Held every year in the Dutch town of Zundert, Bloemencorso is the world’s largest flower parade made entirely by volunteers. Millions of flowers are used to decorate giant floats built from steel wire, cardboard and papier-maché.

The Netherlands is inextricably linked to tulips, but at the annual Bloemencorso flower parade, it’s all about dahlias, as these are the only flowers used to decorate giant floats made of steel wire, cardboard and papier-maché. Every year, members of 20 hamlets from the tiny town of Zundert (population 20,000) work hard to win the title of most beautiful flower float in show.
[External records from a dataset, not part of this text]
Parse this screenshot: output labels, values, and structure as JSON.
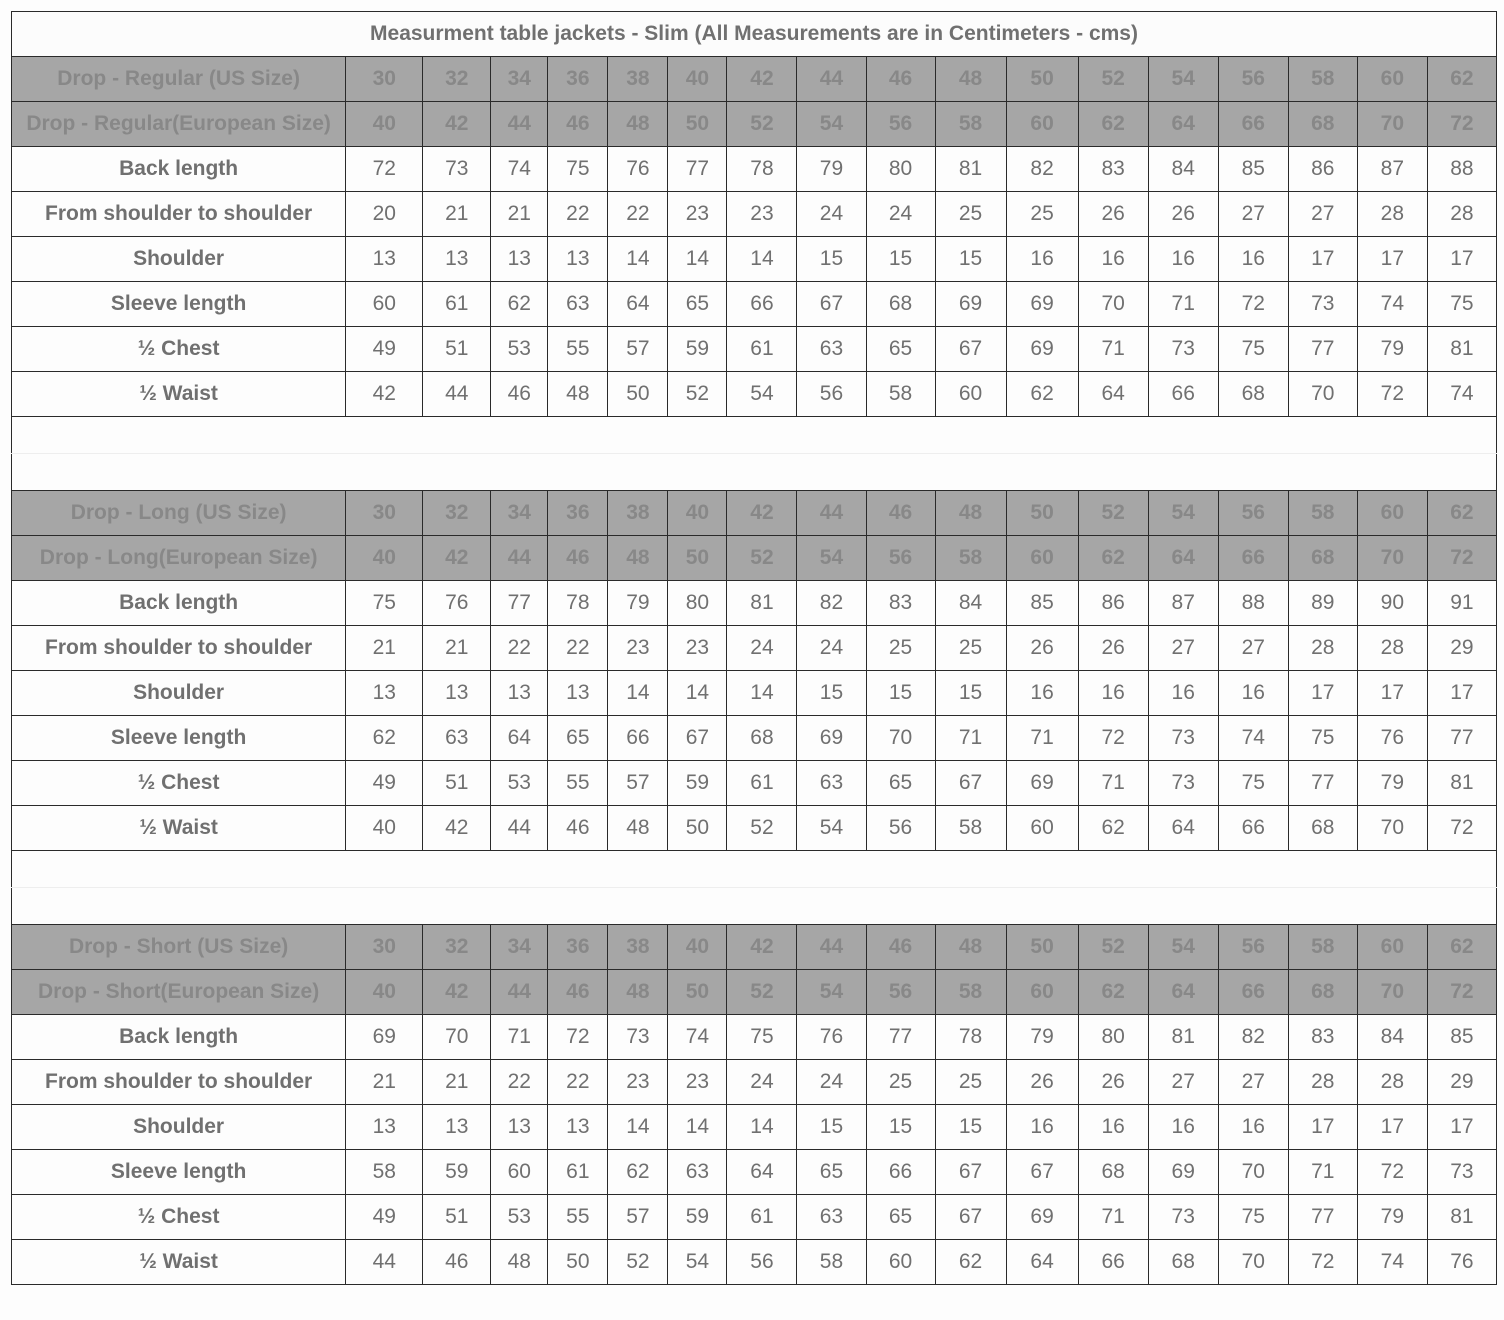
{
  "title": "Measurment table jackets - Slim (All Measurements are in Centimeters - cms)",
  "colors": {
    "header_bg": "#a6a6a6",
    "header_text": "#888888",
    "body_text": "#707070",
    "border": "#2a2a2a"
  },
  "sections": [
    {
      "us_label": "Drop - Regular (US Size)",
      "eu_label": "Drop - Regular(European Size)",
      "us_sizes": [
        "30",
        "32",
        "34",
        "36",
        "38",
        "40",
        "42",
        "44",
        "46",
        "48",
        "50",
        "52",
        "54",
        "56",
        "58",
        "60",
        "62"
      ],
      "eu_sizes": [
        "40",
        "42",
        "44",
        "46",
        "48",
        "50",
        "52",
        "54",
        "56",
        "58",
        "60",
        "62",
        "64",
        "66",
        "68",
        "70",
        "72"
      ],
      "rows": [
        {
          "label": "Back length",
          "values": [
            "72",
            "73",
            "74",
            "75",
            "76",
            "77",
            "78",
            "79",
            "80",
            "81",
            "82",
            "83",
            "84",
            "85",
            "86",
            "87",
            "88"
          ]
        },
        {
          "label": "From shoulder to shoulder",
          "values": [
            "20",
            "21",
            "21",
            "22",
            "22",
            "23",
            "23",
            "24",
            "24",
            "25",
            "25",
            "26",
            "26",
            "27",
            "27",
            "28",
            "28"
          ]
        },
        {
          "label": "Shoulder",
          "values": [
            "13",
            "13",
            "13",
            "13",
            "14",
            "14",
            "14",
            "15",
            "15",
            "15",
            "16",
            "16",
            "16",
            "16",
            "17",
            "17",
            "17"
          ]
        },
        {
          "label": "Sleeve length",
          "values": [
            "60",
            "61",
            "62",
            "63",
            "64",
            "65",
            "66",
            "67",
            "68",
            "69",
            "69",
            "70",
            "71",
            "72",
            "73",
            "74",
            "75"
          ]
        },
        {
          "label": "½ Chest",
          "values": [
            "49",
            "51",
            "53",
            "55",
            "57",
            "59",
            "61",
            "63",
            "65",
            "67",
            "69",
            "71",
            "73",
            "75",
            "77",
            "79",
            "81"
          ]
        },
        {
          "label": "½ Waist",
          "values": [
            "42",
            "44",
            "46",
            "48",
            "50",
            "52",
            "54",
            "56",
            "58",
            "60",
            "62",
            "64",
            "66",
            "68",
            "70",
            "72",
            "74"
          ]
        }
      ]
    },
    {
      "us_label": "Drop - Long (US Size)",
      "eu_label": "Drop - Long(European Size)",
      "us_sizes": [
        "30",
        "32",
        "34",
        "36",
        "38",
        "40",
        "42",
        "44",
        "46",
        "48",
        "50",
        "52",
        "54",
        "56",
        "58",
        "60",
        "62"
      ],
      "eu_sizes": [
        "40",
        "42",
        "44",
        "46",
        "48",
        "50",
        "52",
        "54",
        "56",
        "58",
        "60",
        "62",
        "64",
        "66",
        "68",
        "70",
        "72"
      ],
      "rows": [
        {
          "label": "Back length",
          "values": [
            "75",
            "76",
            "77",
            "78",
            "79",
            "80",
            "81",
            "82",
            "83",
            "84",
            "85",
            "86",
            "87",
            "88",
            "89",
            "90",
            "91"
          ]
        },
        {
          "label": "From shoulder to shoulder",
          "values": [
            "21",
            "21",
            "22",
            "22",
            "23",
            "23",
            "24",
            "24",
            "25",
            "25",
            "26",
            "26",
            "27",
            "27",
            "28",
            "28",
            "29"
          ]
        },
        {
          "label": "Shoulder",
          "values": [
            "13",
            "13",
            "13",
            "13",
            "14",
            "14",
            "14",
            "15",
            "15",
            "15",
            "16",
            "16",
            "16",
            "16",
            "17",
            "17",
            "17"
          ]
        },
        {
          "label": "Sleeve length",
          "values": [
            "62",
            "63",
            "64",
            "65",
            "66",
            "67",
            "68",
            "69",
            "70",
            "71",
            "71",
            "72",
            "73",
            "74",
            "75",
            "76",
            "77"
          ]
        },
        {
          "label": "½ Chest",
          "values": [
            "49",
            "51",
            "53",
            "55",
            "57",
            "59",
            "61",
            "63",
            "65",
            "67",
            "69",
            "71",
            "73",
            "75",
            "77",
            "79",
            "81"
          ]
        },
        {
          "label": "½ Waist",
          "values": [
            "40",
            "42",
            "44",
            "46",
            "48",
            "50",
            "52",
            "54",
            "56",
            "58",
            "60",
            "62",
            "64",
            "66",
            "68",
            "70",
            "72"
          ]
        }
      ]
    },
    {
      "us_label": "Drop - Short (US Size)",
      "eu_label": "Drop - Short(European Size)",
      "us_sizes": [
        "30",
        "32",
        "34",
        "36",
        "38",
        "40",
        "42",
        "44",
        "46",
        "48",
        "50",
        "52",
        "54",
        "56",
        "58",
        "60",
        "62"
      ],
      "eu_sizes": [
        "40",
        "42",
        "44",
        "46",
        "48",
        "50",
        "52",
        "54",
        "56",
        "58",
        "60",
        "62",
        "64",
        "66",
        "68",
        "70",
        "72"
      ],
      "rows": [
        {
          "label": "Back length",
          "values": [
            "69",
            "70",
            "71",
            "72",
            "73",
            "74",
            "75",
            "76",
            "77",
            "78",
            "79",
            "80",
            "81",
            "82",
            "83",
            "84",
            "85"
          ]
        },
        {
          "label": "From shoulder to shoulder",
          "values": [
            "21",
            "21",
            "22",
            "22",
            "23",
            "23",
            "24",
            "24",
            "25",
            "25",
            "26",
            "26",
            "27",
            "27",
            "28",
            "28",
            "29"
          ]
        },
        {
          "label": "Shoulder",
          "values": [
            "13",
            "13",
            "13",
            "13",
            "14",
            "14",
            "14",
            "15",
            "15",
            "15",
            "16",
            "16",
            "16",
            "16",
            "17",
            "17",
            "17"
          ]
        },
        {
          "label": "Sleeve length",
          "values": [
            "58",
            "59",
            "60",
            "61",
            "62",
            "63",
            "64",
            "65",
            "66",
            "67",
            "67",
            "68",
            "69",
            "70",
            "71",
            "72",
            "73"
          ]
        },
        {
          "label": "½ Chest",
          "values": [
            "49",
            "51",
            "53",
            "55",
            "57",
            "59",
            "61",
            "63",
            "65",
            "67",
            "69",
            "71",
            "73",
            "75",
            "77",
            "79",
            "81"
          ]
        },
        {
          "label": "½ Waist",
          "values": [
            "44",
            "46",
            "48",
            "50",
            "52",
            "54",
            "56",
            "58",
            "60",
            "62",
            "64",
            "66",
            "68",
            "70",
            "72",
            "74",
            "76"
          ]
        }
      ]
    }
  ]
}
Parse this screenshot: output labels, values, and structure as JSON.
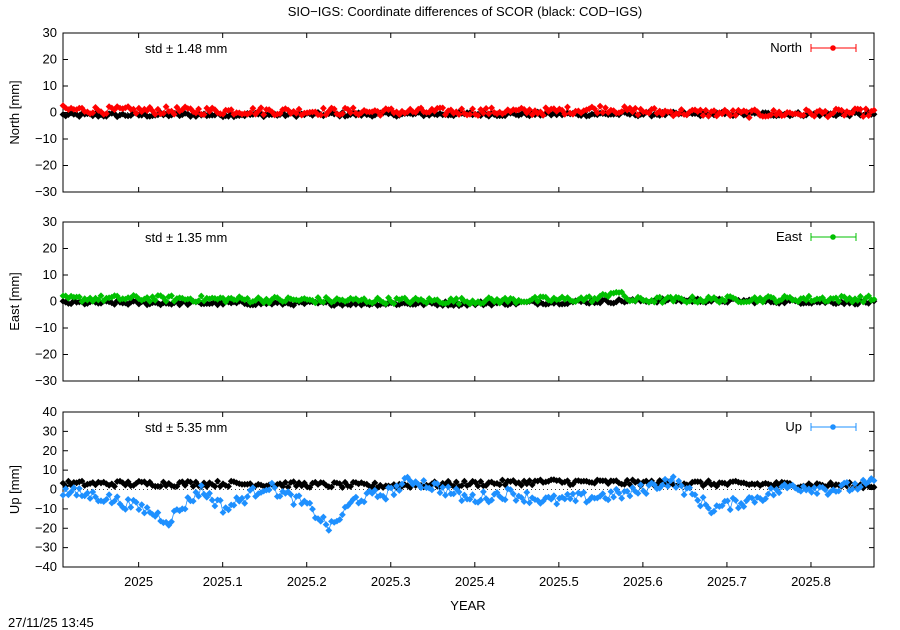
{
  "title": "SIO−IGS: Coordinate differences of SCOR (black: COD−IGS)",
  "timestamp": "27/11/25 13:45",
  "colors": {
    "north": "#ff0000",
    "east": "#00c000",
    "up": "#1e90ff",
    "ref": "#000000"
  },
  "chart_data": [
    {
      "type": "line",
      "ylabel": "North [mm]",
      "ylim": [
        -30,
        30
      ],
      "yticks": [
        "30",
        "20",
        "10",
        "0",
        "−10",
        "−20",
        "−30"
      ],
      "xlim": [
        2024.91,
        2025.875
      ],
      "std_label": "std ± 1.48 mm",
      "series": [
        {
          "name": "North",
          "color": "#ff0000",
          "profile": [
            [
              0,
              1.2
            ],
            [
              0.05,
              0.8
            ],
            [
              0.2,
              0.6
            ],
            [
              0.4,
              0.3
            ],
            [
              0.6,
              0.4
            ],
            [
              0.67,
              1.5
            ],
            [
              0.7,
              0.5
            ],
            [
              0.85,
              -0.5
            ],
            [
              1,
              0
            ]
          ],
          "noise": 1.5
        },
        {
          "color": "#000000",
          "profile": [
            [
              0,
              -1
            ],
            [
              0.5,
              -0.6
            ],
            [
              1,
              -0.6
            ]
          ],
          "noise": 0.8
        }
      ]
    },
    {
      "type": "line",
      "ylabel": "East [mm]",
      "ylim": [
        -30,
        30
      ],
      "yticks": [
        "30",
        "20",
        "10",
        "0",
        "−10",
        "−20",
        "−30"
      ],
      "xlim": [
        2024.91,
        2025.875
      ],
      "std_label": "std ± 1.35 mm",
      "series": [
        {
          "name": "East",
          "color": "#00c000",
          "profile": [
            [
              0,
              1
            ],
            [
              0.1,
              1.2
            ],
            [
              0.3,
              0.5
            ],
            [
              0.5,
              0.2
            ],
            [
              0.66,
              1
            ],
            [
              0.68,
              4
            ],
            [
              0.7,
              0.5
            ],
            [
              0.9,
              1
            ],
            [
              1,
              1
            ]
          ],
          "noise": 1.2
        },
        {
          "color": "#000000",
          "profile": [
            [
              0,
              -0.5
            ],
            [
              0.5,
              -0.8
            ],
            [
              0.75,
              0.5
            ],
            [
              1,
              -0.3
            ]
          ],
          "noise": 0.8
        }
      ]
    },
    {
      "type": "line",
      "ylabel": "Up [mm]",
      "ylim": [
        -40,
        40
      ],
      "yticks": [
        "40",
        "30",
        "20",
        "10",
        "0",
        "−10",
        "−20",
        "−30",
        "−40"
      ],
      "xlim": [
        2024.91,
        2025.875
      ],
      "std_label": "std ± 5.35 mm",
      "series": [
        {
          "name": "Up",
          "color": "#1e90ff",
          "profile": [
            [
              0,
              -1
            ],
            [
              0.05,
              -4
            ],
            [
              0.1,
              -10
            ],
            [
              0.13,
              -16
            ],
            [
              0.17,
              0
            ],
            [
              0.2,
              -10
            ],
            [
              0.25,
              2
            ],
            [
              0.3,
              -8
            ],
            [
              0.33,
              -20
            ],
            [
              0.36,
              -5
            ],
            [
              0.4,
              -2
            ],
            [
              0.43,
              5
            ],
            [
              0.47,
              0
            ],
            [
              0.5,
              -5
            ],
            [
              0.55,
              -2
            ],
            [
              0.6,
              -6
            ],
            [
              0.65,
              -4
            ],
            [
              0.7,
              -2
            ],
            [
              0.75,
              5
            ],
            [
              0.8,
              -10
            ],
            [
              0.85,
              -5
            ],
            [
              0.9,
              2
            ],
            [
              0.95,
              0
            ],
            [
              1,
              3
            ]
          ],
          "noise": 3
        },
        {
          "color": "#000000",
          "profile": [
            [
              0,
              3
            ],
            [
              0.2,
              3
            ],
            [
              0.4,
              2
            ],
            [
              0.6,
              4
            ],
            [
              0.8,
              3
            ],
            [
              1,
              2
            ]
          ],
          "noise": 1.5
        }
      ]
    }
  ],
  "xticks": [
    {
      "value": 2025.0,
      "label": "2025"
    },
    {
      "value": 2025.1,
      "label": "2025.1"
    },
    {
      "value": 2025.2,
      "label": "2025.2"
    },
    {
      "value": 2025.3,
      "label": "2025.3"
    },
    {
      "value": 2025.4,
      "label": "2025.4"
    },
    {
      "value": 2025.5,
      "label": "2025.5"
    },
    {
      "value": 2025.6,
      "label": "2025.6"
    },
    {
      "value": 2025.7,
      "label": "2025.7"
    },
    {
      "value": 2025.8,
      "label": "2025.8"
    }
  ],
  "xlabel": "YEAR"
}
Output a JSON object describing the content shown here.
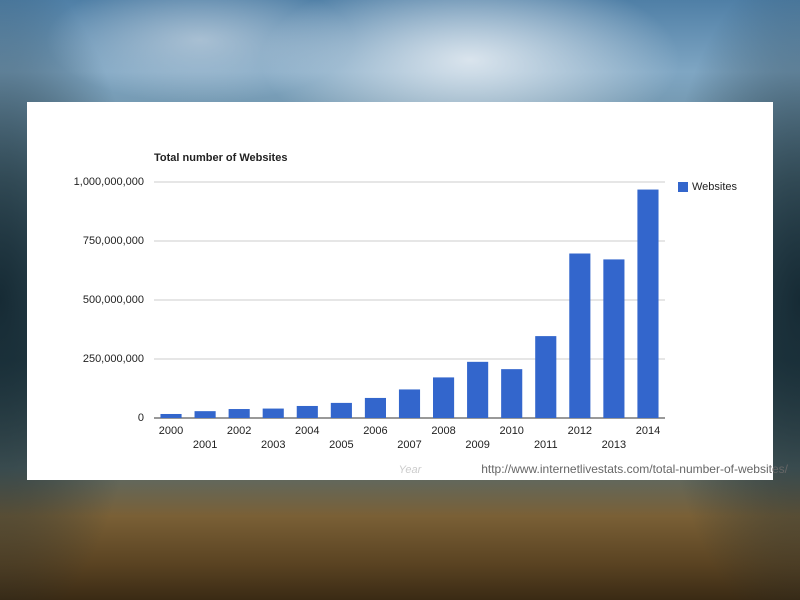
{
  "chart_data": {
    "type": "bar",
    "title": "Total number of Websites",
    "x_label": "Year",
    "source": "http://www.internetlivestats.com/total-number-of-websites/",
    "categories": [
      "2000",
      "2001",
      "2002",
      "2003",
      "2004",
      "2005",
      "2006",
      "2007",
      "2008",
      "2009",
      "2010",
      "2011",
      "2012",
      "2013",
      "2014"
    ],
    "series": [
      {
        "name": "Websites",
        "color": "#3366cc",
        "values": [
          17000000,
          29000000,
          38000000,
          40000000,
          51000000,
          64000000,
          85000000,
          121000000,
          172000000,
          238000000,
          207000000,
          347000000,
          697000000,
          672000000,
          968000000
        ]
      }
    ],
    "ylim": [
      0,
      1000000000
    ],
    "yticks": [
      0,
      {
        "value": 250000000,
        "label": "250,000,000"
      },
      {
        "value": 500000000,
        "label": "500,000,000"
      },
      {
        "value": 750000000,
        "label": "750,000,000"
      },
      {
        "value": 1000000000,
        "label": "1,000,000,000"
      }
    ],
    "grid": true,
    "legend": "right"
  }
}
Preparations begin months before the big event, as the older members of the hamlets are tasked with  planting and growing the colorful dahlias needed to cover the larger-than-life installations. Although Bloemencorso takes place on the first Sunday in September, tents are set up around town in May and June, and from then on, members of the competing hamlets start working on their masterpieces. They discuss design ideas and building techniques, but it’s the three days before the big event that are the most stressful. Because the flowers have to be fresh, contestants can only start applying the dahlias on the Thursday before Bloemencorso. If need be, hamlets will work night and day putting needles through the flowers, and sticking them in just the right spots on the cardboard body of their mobile installations. But all the effort pays off once these mind-blowing creations make their way through the streets of Zundert leaving crowds of spectators in awe.